There is an on-going debate whether the World War II Polish Special Courts were lawful and obeyed the elementary laws. According to the historians working for the Institute of National Remembrance the courts fulfilled the five basic conditions:

  1. The courts operated in the name of the Polish State and were subject to both pre-war Polish law and the wartime legislation.
  2. The courts penalized mostly the misdeeds included in the pre-war Polish law. Most of the trials were related either to high treason or collaboration.
  3. There are no sources that would claim that the Special Courts sentenced anyone without sufficient evidence of guilt.
  4. The Special Courts were always trying to reach the lawful verdict. 40% of all the judicial procedures ended up with the defendants found not guilty. 25% of the verdicts were capital punishment, while the rest included lash, infamy, banishment or fines. In many cases, the prosecution was suspended until the final liberation.

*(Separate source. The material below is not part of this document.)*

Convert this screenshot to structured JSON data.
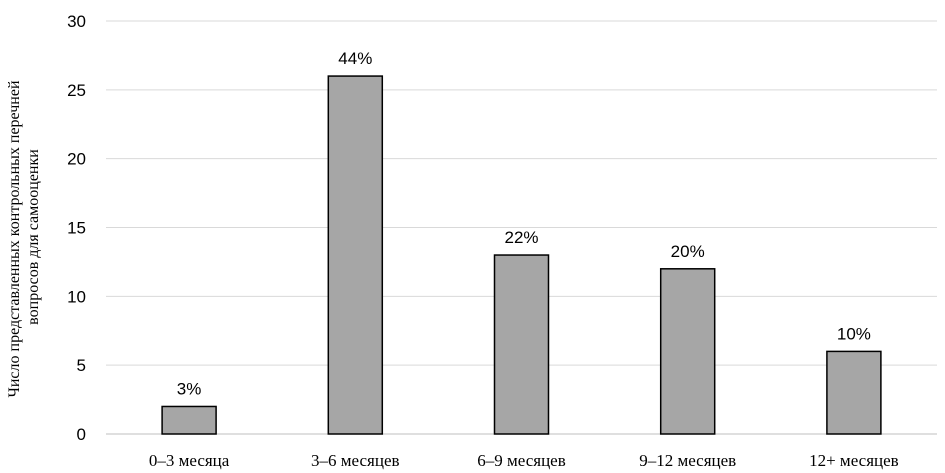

  5. All of the procedures of the Polish law were obeyed. The only exception to that rule was the case of the so-called preemptive liquidation, when a person known for being a German spy or collaborator had to be executed before he could denunciate the resistance net.

However, some German historians claim that after 1939 Poland did not exist, and the execution of Polish law on German-held territory was therefore against international law. These claims remain controversial, since the annexation of Poland in 1939 was unilateral and acknowledged only by the Axis Powers and the USSR (which later declared its pact with Germany null and void).